Nach der Ankunft in der Haupt­stadt muss­te ein Mit­glied der Rei­se­grup­pe erst ein­mal im Kran­ken­haus abge­ge­ben wer­de, weil der Typ anschei­nend die Wir­kung zahl­rei­cher Koffe­in­ta­blet­ten in kürzester Zeit gna­den­los unter­schätzt hat­te. Für den Rest des überschaubaren Mobs stand dann eine aus­ge­dehn­te Inspek­ti­on der ört­li­chen Gas­tro­no­mie auf dem Sight­see­ing­pro­gramm. Nach bestimmt einem Dut­zend sol­cher Mus­te­rungs­ter­mi­ne war nun wirk­lich jeder unse­rer Trup­pe der­be ange­schla­gen. Ent­spre­chend gut gelaunt tru­del­ten wir an der damals buch­stäb­lich Alten Förs­te­rei ein. Unter­wegs war uns dann noch ein ein­schlä­gig ver­trau­ter Kampf­hahn ver­lus­tig gera­ten, weil der von irgend­ei­ner fragwürdigen The­ken­da­me nicht los­ge­kom­men war.

Im Sta­di­on fühlten wir uns, beseelt wie wir waren, wie die Größ­ten unter der Son­ne und woll­ten das den Ein­hei­mi­schen auch unbe­dingt mit­tei­len. ‚Jetzt könnt‘er beten, jetzt könnt‘er beten‘ lall­ten wir den Köpe­ni­ckern inbrünstig ent­ge­gen. Und als Sah­ne­häub­chen mon­tier­ten eini­ge der Jungs ihre Nasty-Boys-Fah­ne an den Zaun. Doof nur, dass die loka­le Ram­bazambafrak­ti­on mit eini­gen wirk­lich ver­drieß­li­chen Zeit­ge­nos­sen parat stand und es kei­ner­lei Block­tren­nung gab. Die Her­ren baten dann nachdrücklich dar­um, das offen­bar Unbe­ha­gen aus­lö­sen­de Tex­til zu ent­fer­nen. Gefragt, getan.“

Das Umtrie­bi­ge hat Erens auf den Kin­der­stuhl gelegt bekom­men. Schließ­lich durf­te er als Vor­schuldrei­kä­se­hoch sei­nen Vater fas­zi­niert dabei beob­ach­ten, wie die­ser wäh­rend der drit­ten Ahmann-Sai­son regel­mä­ßig am Küchentisch mit der Haus­halts­che­re Zei­tun­gen zu Kon­fet­ti ver­ar­bei­te­te. Um dann mit einem Müllsack vol­ler Papier­schnip­sel über der Schul­ter aus dem Haus zu gehen. „So etwas kann ein Kind ver­stö­ren. Mich hat’s wohl geprägt“, grinst Erens.
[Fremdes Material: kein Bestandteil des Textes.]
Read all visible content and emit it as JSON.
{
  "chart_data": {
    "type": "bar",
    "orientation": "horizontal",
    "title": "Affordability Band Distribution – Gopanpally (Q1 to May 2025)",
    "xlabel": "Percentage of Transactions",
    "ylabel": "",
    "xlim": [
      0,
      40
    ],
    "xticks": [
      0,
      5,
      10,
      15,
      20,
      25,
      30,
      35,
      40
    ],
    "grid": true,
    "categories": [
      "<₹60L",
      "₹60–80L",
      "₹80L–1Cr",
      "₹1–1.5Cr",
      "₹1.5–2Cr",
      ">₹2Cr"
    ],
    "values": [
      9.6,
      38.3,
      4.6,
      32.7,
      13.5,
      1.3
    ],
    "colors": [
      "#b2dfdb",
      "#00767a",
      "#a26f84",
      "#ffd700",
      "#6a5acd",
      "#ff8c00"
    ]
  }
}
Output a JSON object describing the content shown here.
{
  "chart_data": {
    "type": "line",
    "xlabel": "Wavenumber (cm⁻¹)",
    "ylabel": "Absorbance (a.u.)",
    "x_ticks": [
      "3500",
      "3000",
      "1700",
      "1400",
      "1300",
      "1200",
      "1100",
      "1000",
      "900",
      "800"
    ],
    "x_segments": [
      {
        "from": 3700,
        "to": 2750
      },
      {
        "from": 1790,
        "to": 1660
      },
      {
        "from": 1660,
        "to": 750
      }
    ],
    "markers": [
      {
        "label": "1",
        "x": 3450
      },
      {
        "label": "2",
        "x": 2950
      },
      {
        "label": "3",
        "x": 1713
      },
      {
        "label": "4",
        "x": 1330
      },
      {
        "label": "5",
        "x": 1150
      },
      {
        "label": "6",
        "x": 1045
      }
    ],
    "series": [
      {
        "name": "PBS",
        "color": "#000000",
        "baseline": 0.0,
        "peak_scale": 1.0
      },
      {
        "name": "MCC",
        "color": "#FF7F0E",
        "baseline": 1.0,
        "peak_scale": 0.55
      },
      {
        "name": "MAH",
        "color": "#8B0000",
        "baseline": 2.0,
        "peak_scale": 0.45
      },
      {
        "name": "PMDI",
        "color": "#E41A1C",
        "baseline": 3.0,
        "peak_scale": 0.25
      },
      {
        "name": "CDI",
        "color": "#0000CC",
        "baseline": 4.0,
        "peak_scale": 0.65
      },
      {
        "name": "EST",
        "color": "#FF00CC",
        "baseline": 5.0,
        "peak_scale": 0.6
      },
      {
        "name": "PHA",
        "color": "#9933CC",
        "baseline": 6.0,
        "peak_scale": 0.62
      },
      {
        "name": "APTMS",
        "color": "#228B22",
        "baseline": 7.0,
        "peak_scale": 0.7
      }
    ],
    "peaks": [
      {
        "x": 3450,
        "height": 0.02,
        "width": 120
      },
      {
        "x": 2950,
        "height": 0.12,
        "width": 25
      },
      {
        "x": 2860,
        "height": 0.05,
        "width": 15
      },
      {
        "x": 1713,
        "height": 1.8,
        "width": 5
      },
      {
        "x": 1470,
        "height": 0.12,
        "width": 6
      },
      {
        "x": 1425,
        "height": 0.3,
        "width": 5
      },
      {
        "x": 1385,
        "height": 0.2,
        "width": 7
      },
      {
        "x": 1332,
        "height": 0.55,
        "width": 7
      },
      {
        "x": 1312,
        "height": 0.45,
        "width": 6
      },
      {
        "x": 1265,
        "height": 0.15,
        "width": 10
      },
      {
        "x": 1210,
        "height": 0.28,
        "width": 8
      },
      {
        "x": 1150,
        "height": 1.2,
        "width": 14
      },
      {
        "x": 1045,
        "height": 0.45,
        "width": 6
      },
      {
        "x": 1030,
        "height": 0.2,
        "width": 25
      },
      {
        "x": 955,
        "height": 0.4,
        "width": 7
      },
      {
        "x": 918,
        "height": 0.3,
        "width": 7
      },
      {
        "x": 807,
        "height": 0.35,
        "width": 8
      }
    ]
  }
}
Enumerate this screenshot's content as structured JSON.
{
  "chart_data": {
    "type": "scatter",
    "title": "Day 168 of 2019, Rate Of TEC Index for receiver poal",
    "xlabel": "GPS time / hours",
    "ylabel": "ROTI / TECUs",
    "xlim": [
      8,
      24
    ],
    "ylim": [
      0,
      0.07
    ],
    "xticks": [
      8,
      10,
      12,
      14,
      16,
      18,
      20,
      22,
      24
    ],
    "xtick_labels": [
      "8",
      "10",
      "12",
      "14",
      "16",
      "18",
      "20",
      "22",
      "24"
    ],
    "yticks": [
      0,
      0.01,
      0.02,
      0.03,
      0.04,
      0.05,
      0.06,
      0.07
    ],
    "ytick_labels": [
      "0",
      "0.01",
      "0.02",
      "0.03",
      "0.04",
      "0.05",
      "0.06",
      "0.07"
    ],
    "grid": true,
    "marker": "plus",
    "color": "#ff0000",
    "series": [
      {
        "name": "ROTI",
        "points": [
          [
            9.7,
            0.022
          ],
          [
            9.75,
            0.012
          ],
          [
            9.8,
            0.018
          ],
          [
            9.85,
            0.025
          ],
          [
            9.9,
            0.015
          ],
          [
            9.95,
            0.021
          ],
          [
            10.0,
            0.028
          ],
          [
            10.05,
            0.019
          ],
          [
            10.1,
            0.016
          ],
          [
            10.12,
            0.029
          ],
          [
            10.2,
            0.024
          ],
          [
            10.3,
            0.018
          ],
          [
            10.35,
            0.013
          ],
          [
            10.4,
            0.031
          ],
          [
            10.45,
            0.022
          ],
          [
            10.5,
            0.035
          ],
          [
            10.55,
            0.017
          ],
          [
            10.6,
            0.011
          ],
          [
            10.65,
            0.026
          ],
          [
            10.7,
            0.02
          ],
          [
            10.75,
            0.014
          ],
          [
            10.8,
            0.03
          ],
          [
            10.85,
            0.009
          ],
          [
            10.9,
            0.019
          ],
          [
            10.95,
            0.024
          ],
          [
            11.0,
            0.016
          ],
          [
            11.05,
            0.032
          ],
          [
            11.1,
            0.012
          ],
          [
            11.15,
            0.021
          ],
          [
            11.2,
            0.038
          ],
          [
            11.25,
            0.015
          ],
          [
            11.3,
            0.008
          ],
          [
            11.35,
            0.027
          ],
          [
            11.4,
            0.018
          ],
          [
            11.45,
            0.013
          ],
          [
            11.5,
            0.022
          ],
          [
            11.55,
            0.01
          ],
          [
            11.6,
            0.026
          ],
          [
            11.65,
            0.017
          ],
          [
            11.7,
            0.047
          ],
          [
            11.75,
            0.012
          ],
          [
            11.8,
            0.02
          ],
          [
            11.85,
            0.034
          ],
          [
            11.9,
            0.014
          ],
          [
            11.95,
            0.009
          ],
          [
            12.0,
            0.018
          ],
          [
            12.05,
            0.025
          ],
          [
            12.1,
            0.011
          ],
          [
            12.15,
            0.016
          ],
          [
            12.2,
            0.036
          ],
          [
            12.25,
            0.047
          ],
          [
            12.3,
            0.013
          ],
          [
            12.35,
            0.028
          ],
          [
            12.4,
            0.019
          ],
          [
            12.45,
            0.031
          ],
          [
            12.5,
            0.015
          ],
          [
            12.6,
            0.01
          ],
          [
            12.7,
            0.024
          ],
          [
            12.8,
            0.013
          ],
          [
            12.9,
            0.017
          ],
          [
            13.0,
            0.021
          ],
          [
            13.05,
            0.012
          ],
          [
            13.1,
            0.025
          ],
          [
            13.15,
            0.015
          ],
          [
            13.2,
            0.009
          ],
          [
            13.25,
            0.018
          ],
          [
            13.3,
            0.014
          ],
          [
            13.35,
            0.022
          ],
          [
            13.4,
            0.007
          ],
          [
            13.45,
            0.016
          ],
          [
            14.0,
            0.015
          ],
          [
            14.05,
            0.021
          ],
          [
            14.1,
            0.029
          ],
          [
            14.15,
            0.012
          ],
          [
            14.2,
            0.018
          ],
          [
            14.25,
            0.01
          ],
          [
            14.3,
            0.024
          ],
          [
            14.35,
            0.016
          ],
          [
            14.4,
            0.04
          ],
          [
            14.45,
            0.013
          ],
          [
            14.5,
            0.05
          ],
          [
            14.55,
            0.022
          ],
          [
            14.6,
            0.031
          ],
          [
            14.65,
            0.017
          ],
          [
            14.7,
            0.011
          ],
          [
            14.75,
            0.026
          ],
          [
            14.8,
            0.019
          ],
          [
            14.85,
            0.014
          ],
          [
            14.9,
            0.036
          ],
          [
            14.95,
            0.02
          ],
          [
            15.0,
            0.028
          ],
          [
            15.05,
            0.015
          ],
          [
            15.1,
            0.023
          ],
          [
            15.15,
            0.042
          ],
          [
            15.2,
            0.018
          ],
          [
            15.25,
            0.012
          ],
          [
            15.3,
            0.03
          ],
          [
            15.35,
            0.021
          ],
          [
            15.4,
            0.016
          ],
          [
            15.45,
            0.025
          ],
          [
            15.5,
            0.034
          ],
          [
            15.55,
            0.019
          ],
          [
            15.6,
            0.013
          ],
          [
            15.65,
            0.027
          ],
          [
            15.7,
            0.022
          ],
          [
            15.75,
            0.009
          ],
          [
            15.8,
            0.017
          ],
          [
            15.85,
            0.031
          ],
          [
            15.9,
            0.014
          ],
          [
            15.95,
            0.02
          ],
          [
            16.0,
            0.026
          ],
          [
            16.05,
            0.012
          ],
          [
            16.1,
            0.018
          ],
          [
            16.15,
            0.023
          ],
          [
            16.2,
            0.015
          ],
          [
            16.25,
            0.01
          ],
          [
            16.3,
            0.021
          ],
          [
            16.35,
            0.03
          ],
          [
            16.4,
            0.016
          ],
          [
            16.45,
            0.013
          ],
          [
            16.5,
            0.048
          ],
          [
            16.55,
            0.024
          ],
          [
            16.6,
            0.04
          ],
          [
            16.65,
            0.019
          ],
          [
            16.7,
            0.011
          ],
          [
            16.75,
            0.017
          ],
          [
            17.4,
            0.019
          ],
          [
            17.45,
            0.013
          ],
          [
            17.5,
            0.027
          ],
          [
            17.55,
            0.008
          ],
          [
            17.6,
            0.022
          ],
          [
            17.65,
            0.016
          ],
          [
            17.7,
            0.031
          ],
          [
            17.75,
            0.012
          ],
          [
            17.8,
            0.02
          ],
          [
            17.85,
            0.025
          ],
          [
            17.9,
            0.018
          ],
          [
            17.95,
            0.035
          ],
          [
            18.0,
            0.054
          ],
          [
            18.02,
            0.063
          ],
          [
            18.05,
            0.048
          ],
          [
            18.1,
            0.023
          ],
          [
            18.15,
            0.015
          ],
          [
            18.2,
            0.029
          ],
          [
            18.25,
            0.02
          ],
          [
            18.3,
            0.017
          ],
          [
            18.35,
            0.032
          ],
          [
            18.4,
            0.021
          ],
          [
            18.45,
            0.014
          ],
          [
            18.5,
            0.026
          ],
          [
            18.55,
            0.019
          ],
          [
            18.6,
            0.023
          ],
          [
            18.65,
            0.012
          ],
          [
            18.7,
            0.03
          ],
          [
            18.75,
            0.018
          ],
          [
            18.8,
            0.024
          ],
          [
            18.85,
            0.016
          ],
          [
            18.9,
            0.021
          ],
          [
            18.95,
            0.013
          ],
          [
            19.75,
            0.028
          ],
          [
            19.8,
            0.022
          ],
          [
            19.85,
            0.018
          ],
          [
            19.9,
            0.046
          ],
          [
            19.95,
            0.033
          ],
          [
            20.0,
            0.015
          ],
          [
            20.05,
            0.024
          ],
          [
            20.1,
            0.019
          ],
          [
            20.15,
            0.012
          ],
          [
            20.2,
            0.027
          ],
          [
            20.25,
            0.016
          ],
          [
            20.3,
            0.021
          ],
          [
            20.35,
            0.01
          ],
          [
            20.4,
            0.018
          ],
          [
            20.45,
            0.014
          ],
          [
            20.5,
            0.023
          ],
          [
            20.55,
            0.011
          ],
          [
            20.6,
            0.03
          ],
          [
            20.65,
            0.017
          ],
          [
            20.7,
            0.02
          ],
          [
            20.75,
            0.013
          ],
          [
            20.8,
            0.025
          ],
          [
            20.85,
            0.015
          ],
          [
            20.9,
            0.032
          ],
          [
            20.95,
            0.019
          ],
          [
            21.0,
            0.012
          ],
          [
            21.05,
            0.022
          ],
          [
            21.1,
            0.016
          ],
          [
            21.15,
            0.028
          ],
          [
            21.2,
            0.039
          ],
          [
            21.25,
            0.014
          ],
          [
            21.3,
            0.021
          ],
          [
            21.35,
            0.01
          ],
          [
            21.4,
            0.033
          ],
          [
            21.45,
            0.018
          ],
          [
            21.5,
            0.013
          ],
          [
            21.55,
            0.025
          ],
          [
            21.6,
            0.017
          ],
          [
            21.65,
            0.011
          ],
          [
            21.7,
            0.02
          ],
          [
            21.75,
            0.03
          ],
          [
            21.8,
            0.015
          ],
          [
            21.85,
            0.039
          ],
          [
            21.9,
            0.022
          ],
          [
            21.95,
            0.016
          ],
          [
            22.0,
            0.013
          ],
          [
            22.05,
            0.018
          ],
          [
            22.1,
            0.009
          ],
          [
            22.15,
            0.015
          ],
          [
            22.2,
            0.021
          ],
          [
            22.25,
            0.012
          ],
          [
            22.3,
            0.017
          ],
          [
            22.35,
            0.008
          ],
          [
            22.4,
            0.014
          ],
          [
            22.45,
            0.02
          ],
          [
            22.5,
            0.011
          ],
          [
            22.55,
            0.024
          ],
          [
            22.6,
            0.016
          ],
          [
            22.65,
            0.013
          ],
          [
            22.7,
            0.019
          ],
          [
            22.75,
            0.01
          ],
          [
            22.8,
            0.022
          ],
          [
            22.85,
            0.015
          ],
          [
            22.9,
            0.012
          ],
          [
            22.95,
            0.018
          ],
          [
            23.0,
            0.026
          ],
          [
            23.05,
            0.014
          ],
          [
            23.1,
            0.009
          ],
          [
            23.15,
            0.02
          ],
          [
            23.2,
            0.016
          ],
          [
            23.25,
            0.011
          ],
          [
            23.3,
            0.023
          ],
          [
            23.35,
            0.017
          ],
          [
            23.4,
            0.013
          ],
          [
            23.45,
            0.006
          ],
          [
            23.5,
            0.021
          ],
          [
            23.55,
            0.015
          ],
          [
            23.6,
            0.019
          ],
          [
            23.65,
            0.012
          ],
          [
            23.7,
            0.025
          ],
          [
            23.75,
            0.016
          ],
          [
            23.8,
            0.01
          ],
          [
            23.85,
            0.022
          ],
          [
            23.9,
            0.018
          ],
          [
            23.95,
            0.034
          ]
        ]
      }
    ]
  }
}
Jeden­falls brann­te der Stepp­ke dar­auf, die­sen wun­der­li­chen Ort zu besu­chen, an dem Papa alle zwei Wochen kau­zi­ge Din­ge zu tun schien. Es dau­er­te jedoch bis zu einem frei­täg­li­chen August­abend im Jahr 1986. Die Rio-Dela-Pla­ta-Atmo­sphä­re war nur noch Teil der Ver­eins­mys­tik. Ehr­hard Ahmann hat­te längst die Segel gestri­chen. Statt 20.000 kamen 5.000. Es reg­ne­te. Doch die Kar­tof­fel­kä­fer schlu­gen Armi­nia Bie­le­feld mit 2:0. Das reich­te klein Ste­fan. Wil­lig ließ er sich von der Alemannia erbeu­ten. Jupp Zschau, Fre­de­rick Wasei­ge, Micha­el Rieth­ma­cher, Cli­rim Bashi oder Ste­phan Läm­mer­mann wur­den zu sei­nen Hel­den. „Ich habe halt schon immer Typen gut gefun­den, die nur Voll­gas kann­ten. Tiki-Taka-Kicker sind für mich bis heu­te uninteressant.“

Inzwi­schen ist Ste­fan Erens auch schon 47, ver­hei­ra­tet und Vater einer vier­jäh­ri­gen Toch­ter. Sei­ne lebens­hung­ri­ge Emsig­keit hat er sich frei­lich bewahrt. Als DJ tourt der Kauf­män­ni­sche Ange­stell­te eines renom­mier­ten Aache­ner Auto­hau­ses vor allem mit Nor­t­hern Soul im Gepäck über die Lan­de. Sehr ger­ne auf der bri­ti­schen Insel. Rund 1.500 Sin­gles hat er hierfür gesam­melt. Es kann schon mal pas­sie­ren, dass er für eine rare Schei­be eine Unsum­me über den Tre­sen gibt.

Foto: Carl Brunn

Und dann ist da ja auch noch die Alemannia. Sie ist neben Fami­lie und Musik der drit­te Fix­punkt in sei­nem Leben. Von ihr hat er seit jenem Abend vor fast 37 Jah­ren nie mehr las­sen kön­nen. „Das wird sich auch nicht ändern. Die Alemannia ist alter­na­tiv­los“, stellt er klar. Und mit der ihm eige­nen See­len­ru­he ergänzt er spöt­tisch, dass es aus sei­ner Sicht kei­ne sinn­vol­le­re Frei­zeit­ge­stal­tung gäbe, als sich beim Bier mit Freun­den über die­sen irra­tio­na­len Ver­ein aus­zu­las­sen. „Ich kann das Jedem nur wärms­tens empfehlen.“

Ergo fin­det man Erens bei nahe­zu jedem Heim­spiel in S5, unten links fast auf Höhe der Gras­nar­be. Stets im Kreis sei­ner engs­ten Spe­zis. Zu denen sich im Übri­gen oft­mals auch sein kon­fet­ti­schlach­ten­er­prob­ter Vater gesellt. Ob hier oder bei der gewohn­heits­mä­ßi­gen Spiel­ver­län­ge­rung im Rethel Pub: Die Bie­re flie­ßen flei­ßig. Die Gemüter errei­chen regel­mä­ßig und schnell geho­be­ne Betriebs­tem­pe­ra­tur. Es wird unwei­ger­lich laut und volks­nah. „Aber so wild wie in den Neun­zi­gern geht’s schon lan­ge nicht mehr zu. Mit den Jah­ren wird man ja gelas­se­ner“, beschwich­tigt Erens.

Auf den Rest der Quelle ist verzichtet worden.